I don’t understand:
Looking at lobbying in the aggregate, what jumps out is the stark imbalance in resources. Corporations blow everyone else out of the water. Business accounts for roughly 80 percent of all reported lobbying expenditures, about $2.6 billion dollars a year now.
The amount of political activity on behalf of large corporations today is truly unprecedented. The $2.6 billion in reported corporate lobbying spending is now more than the combined under $2 billion budget for the entire Senate ($820 million) and the entire House ($1.16 billion).
Meanwhile, the types of organized interests who we might expect to provide a countervailing force to business — labor unions, groups representing diffuse public like consumers or taxpayers — spend $1 for every $34 businesses spend on lobbying, by my count.
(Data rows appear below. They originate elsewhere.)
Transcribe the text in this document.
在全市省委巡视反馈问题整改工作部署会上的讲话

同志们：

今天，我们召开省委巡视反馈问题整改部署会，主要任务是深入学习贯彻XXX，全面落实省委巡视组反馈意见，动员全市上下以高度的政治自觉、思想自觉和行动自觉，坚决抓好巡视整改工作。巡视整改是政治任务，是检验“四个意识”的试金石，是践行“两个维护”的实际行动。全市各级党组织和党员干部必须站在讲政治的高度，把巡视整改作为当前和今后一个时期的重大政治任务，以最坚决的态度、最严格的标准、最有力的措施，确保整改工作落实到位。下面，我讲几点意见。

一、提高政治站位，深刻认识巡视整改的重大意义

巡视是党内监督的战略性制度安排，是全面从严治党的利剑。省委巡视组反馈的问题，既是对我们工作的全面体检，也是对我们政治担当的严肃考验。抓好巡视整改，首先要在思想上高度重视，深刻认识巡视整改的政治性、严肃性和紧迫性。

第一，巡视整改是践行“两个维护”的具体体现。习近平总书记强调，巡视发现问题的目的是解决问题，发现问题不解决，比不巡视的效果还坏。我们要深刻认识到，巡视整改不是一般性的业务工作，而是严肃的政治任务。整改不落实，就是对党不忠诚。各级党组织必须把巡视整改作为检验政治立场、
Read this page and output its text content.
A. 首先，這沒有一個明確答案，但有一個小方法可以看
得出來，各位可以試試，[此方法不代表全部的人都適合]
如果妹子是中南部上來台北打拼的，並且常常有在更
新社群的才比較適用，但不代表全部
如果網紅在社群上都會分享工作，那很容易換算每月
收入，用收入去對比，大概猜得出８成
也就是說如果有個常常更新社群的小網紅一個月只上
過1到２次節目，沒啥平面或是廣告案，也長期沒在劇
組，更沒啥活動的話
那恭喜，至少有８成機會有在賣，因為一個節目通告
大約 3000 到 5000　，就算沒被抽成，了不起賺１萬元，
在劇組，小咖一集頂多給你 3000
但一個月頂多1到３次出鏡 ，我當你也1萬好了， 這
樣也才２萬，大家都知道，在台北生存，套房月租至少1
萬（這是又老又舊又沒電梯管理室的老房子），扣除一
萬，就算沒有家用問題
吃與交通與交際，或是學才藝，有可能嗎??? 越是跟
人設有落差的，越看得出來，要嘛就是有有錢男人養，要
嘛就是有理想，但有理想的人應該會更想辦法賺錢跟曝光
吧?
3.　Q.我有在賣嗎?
Of the 100 organizations that spend the most on lobbying annually, consistently 95 represent business. In interviewing 60 corporate lobbyists for my book The Business of America is Lobbying, I asked them to identify the leading opposition on an issue on which they were currently working. Not a single lobbyist volunteered a union or a “public interest” group.
Conservatives are always talking about how unions are spending so much money to influence government so how can it be that they spend so much less than corporations? And how can it be that corporations don’t even consider unions a leading opposition group? It couldn’t be that government is now dominated by corporations and the rich could it?